Only an evaluator with an adequate background in the subject of the lesson is able to assess these questions. Regrettably, one cannot assume that teachers are particularly knowledgeable in everything they are teaching, and an evaluator without appropriate background would not even know if students are being taught inaccurate or misleading material. Furthermore, while many teaching skills are generic and apply to whatever one is teaching, others are subject-specific. There may be better ways of helping students understand, for example, certain scientific principles than the ones the teacher is employing. An evaluator who knows little science is not in a position to make such suggestions. It is only an evaluator with expertise in both teaching and in the subject that is being taught that can make a genuine appraisal of the merit of a lesson
So what about “significance”? When I am observing in a classroom (or planning my own teaching), a question I always consider is how important is the subject of the lesson and the activities that students are assigned. In English classes, for example, if much time is being devoted to literature of questionable quality, no matter how well it is being taught, I would worry about the time and opportunity that is being wasted on matter of little value, or significance. When large bocks of time are being devoted to a project, one should always weigh whether the significance of what students are expected to learn through that activity is sufficient to warrant the time being devoted to it. In the same way that merit can only be adequately assessed by one with sufficient understanding of the subject of the lesson, significance can often also only be properly understood by one steeped in the particular discipline. When I am observing a lesson in a subject I know little about, I cannot really assess how important that particular lesson is in helping students achieve the curriculum objectives.

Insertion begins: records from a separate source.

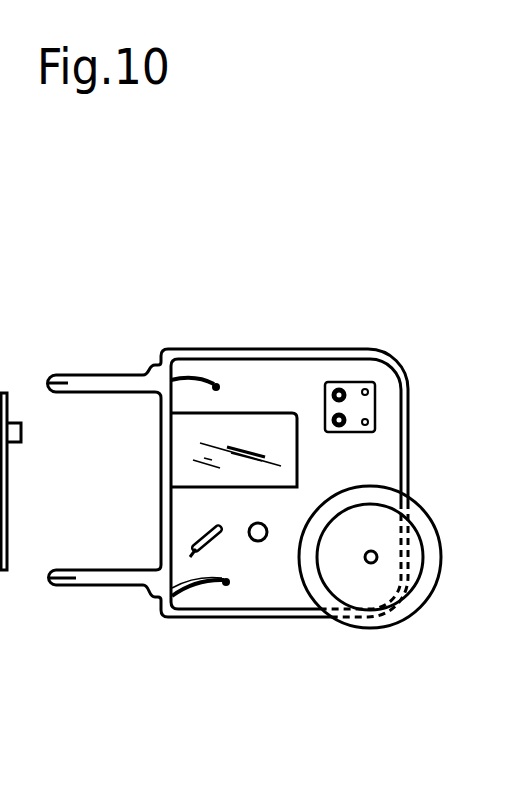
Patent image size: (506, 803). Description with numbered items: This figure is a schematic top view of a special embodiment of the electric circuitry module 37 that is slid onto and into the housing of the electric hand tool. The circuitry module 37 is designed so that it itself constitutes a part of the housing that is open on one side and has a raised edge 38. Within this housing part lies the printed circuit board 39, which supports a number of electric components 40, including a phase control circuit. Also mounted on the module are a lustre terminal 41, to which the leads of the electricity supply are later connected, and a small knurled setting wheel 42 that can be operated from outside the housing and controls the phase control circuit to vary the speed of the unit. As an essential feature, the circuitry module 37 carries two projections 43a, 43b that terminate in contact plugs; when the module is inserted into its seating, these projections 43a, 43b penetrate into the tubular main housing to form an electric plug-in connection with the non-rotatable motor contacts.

The electric circuitry module 37 is at (258, 345).
The raised edge 38 is at (331, 350).
The printed circuit board 39 is at (235, 373).
The electric components 40 is at (250, 523).
The lustre terminal 41 is at (368, 402).
The knurled setting wheel 42 is at (418, 517).
The projection 43a is at (77, 380).
The projection 43b is at (80, 585).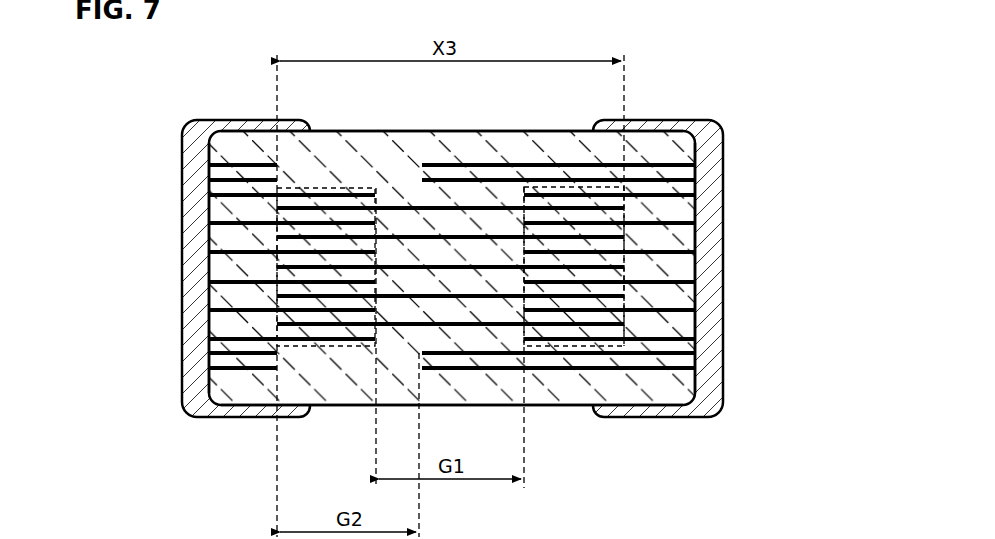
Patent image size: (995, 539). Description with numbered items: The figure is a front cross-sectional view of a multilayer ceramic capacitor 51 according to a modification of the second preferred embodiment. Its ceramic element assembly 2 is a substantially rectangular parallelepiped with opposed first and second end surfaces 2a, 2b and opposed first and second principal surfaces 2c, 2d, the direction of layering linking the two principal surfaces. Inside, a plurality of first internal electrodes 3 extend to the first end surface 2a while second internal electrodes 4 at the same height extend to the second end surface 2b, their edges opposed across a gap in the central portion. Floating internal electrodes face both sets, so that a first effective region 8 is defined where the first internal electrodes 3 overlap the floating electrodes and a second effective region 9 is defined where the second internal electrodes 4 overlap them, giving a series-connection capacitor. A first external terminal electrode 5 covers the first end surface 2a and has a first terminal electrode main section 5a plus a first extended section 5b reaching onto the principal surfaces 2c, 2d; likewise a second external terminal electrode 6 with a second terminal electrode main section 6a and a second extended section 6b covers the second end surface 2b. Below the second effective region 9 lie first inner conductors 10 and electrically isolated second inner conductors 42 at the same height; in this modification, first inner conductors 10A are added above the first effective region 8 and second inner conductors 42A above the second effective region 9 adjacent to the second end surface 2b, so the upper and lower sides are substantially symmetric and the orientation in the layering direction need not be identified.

How important – even desirable – it is to have specialist rather than generalist teachers especially in the younger grades, is a matter of debate amongst educators. I am firmly on the side of having highly specialized teachers for even young children. While I recognize that very young children, and also some older students with certain learning difficulties, need the stability of having relatively few teachers and transitions in a day, this places a great burden on those teachers to be very broadly educated. I simply don’t believe that one can teach anything at any level really well if one knows and cares little about it. Everything else – for example, teaching skill or student relationships – being equal, there is no comparison between the quality of a music or physical education or art lesson given to even the youngest child by a specialist than one given by the generalist who is simply following some canned program.
But even when a school believes that specialization is highly desirable, the practical reality is that small schools will not be able to have specialists in everything that is being taught. And individual independent schools will not have evaluators who are specialist in each area of the program being offered. A solution may well lie in schools sharing resources. I have worked in small independent schools that have shared some teachers. If one school has a skilled evaluator with a background the sciences, and a nearby school one with a background in the humanities, why not have each do appropriate evaluations in the other school? There is also the possibility of contracting with external evaluators.
Not only does it require teachers with deep knowledge to offer really top-quality, “meritorious” and significant programs, those evaluating that work will be able to do so far more credibly and constructively when they bring sound, subject specific knowledge and experience to the task.